-¿Algo más?-dijo la empleada de la perfumería con
cara de pocos amigos.
Natalia tardó en responder. ¡Había tantas cosas que
le gustaría comprar inmediatamente!. Tenía una especial debilidad por los perfumes,
que de hecho, coleccionaba.
Cada vez que iba a “Soy Mujer”, el número de
artículos por llevar iba creciendo a medida que recorría esos tentadores
estantes de color rosa chicle.
Inútilmente, cada vez que ingresaba al local, miraba
los canastos amarillos y decidía que solo por hoy, no compraría más de dos
cosas. De tal forma que con sus manos bastaría para cargar todo.
Era irremediable, llegaba un momento en que su
cuerpo ya no alcanzaba para contener tantos goces, y es así que rebobinaba su
recorrido para tomar ese canasto que ahora, era imprescindible.
Solía pensar que todo lo que hay en una perfumería es necesario
para una mujer. Era necesario tener en cuenta cada parte del cuerpo a la hora
de embellecerse: el pelo, la piel, las uñas, los labios, los dientes, la
higiene general, etc.
Cada vez que iba para el centro, la perfumería era
un paso obligado.
Ese mes, había tenido que ir muchas más veces, iba
por la séptima vuelta. Es que se había olvidado de comprar algodón y una sombra
color marfil. Elegir esta sombra le había llevado tanto tiempo que finalmente
decidió llevar las dos: la opaca y la satinada.
Aunque disfrutaba mucho del acto de comprar en este
bello negocio, sabía que ese placer se nublaba cuando aparecían los reproches
internos.
Gran parte de su sueldo de empleada administrativa
se iba allí, como se va un tren de la estación: a paso lento pero bien firme.
Era tal la costumbre o más bien el ritual de
compras, que la lucha interna formaba parte del mismo acontecimiento.

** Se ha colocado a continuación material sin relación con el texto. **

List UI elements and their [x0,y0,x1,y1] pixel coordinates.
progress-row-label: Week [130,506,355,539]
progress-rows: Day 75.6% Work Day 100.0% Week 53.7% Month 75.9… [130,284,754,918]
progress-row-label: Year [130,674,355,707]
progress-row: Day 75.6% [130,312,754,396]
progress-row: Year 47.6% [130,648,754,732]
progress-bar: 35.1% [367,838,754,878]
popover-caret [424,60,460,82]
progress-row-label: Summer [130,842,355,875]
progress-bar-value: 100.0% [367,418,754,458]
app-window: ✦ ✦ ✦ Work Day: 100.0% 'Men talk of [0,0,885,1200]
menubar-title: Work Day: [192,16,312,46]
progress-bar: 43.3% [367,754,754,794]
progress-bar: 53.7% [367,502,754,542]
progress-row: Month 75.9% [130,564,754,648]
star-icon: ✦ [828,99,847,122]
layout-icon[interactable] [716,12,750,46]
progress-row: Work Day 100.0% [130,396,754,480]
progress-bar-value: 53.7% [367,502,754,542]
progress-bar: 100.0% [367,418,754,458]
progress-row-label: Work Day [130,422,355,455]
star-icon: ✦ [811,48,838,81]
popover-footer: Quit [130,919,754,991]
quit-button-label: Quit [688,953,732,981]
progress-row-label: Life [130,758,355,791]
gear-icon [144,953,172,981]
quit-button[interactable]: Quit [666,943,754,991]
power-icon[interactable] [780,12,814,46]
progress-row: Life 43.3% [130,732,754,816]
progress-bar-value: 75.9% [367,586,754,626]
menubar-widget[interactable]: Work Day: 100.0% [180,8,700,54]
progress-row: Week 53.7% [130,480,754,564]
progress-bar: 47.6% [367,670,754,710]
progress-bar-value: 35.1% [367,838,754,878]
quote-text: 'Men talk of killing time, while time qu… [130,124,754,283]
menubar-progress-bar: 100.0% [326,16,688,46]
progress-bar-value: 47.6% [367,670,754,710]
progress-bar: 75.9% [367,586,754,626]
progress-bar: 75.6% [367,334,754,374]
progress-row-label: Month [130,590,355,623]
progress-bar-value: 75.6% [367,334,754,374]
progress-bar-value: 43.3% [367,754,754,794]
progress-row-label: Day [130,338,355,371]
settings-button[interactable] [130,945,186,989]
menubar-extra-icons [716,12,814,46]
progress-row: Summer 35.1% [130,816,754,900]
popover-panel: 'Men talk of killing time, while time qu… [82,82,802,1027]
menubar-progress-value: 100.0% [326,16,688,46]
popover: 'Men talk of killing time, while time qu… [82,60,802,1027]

Perfumes, cremas, maquillajes y esa frasecita que le
decía “deberías dejar de comprar, estúpida”.
Podría decirse que durante esas horas en que bailaba
entre estantes de Soy mujer, era
feliz. Estando en la caja, y a punto de cargar la pila de bolsas atiborradas de
objetos irresistibles, sentía un éxtasis en su corazón femenino.
Todo cambiaba de color cuando llegaba a su casa.
El placer persistía hasta que la tarea de acomodar
los tesoros encontrados finalizaba. Cada cosa estaba en su lugar. En el intento
de hacer un stock, Natalia miraba a su alrededor como un gato a su presa para
descartar cualquier falta en la repisa de belleza.
No podía haber un espacio vacío entre una crema y una colonia. Cuando nada faltaba llegaba el
momento de relajarse.
Pero paradójicamente, allí enfrentada a su altar de
cosméticos totalmente lleno, sentía un vacío casi insoportable de tolerar.
La alegría y la euforia habían terminado para dar
paso a ese sentimiento difuso de normalidad que invade cuando llega la hora de
perpetuar la vida diaria.
La empleada del negocio vuelve a preguntar con
insistencia y tono elevado:
-Sra. Quiere algo más?
Natalia mira su tarjeta de crédito y responde:
-Si, deme ese difusor de fragancia para el ambiente.
El de lavanda, por favor.
Había escuchado que la planta de lavanda era curativa,
y pensó que el horrible momento que estaba por venir cuando llegara a su casa,
podría ser una oportunidad para sentirse mejor, a pesar de todo.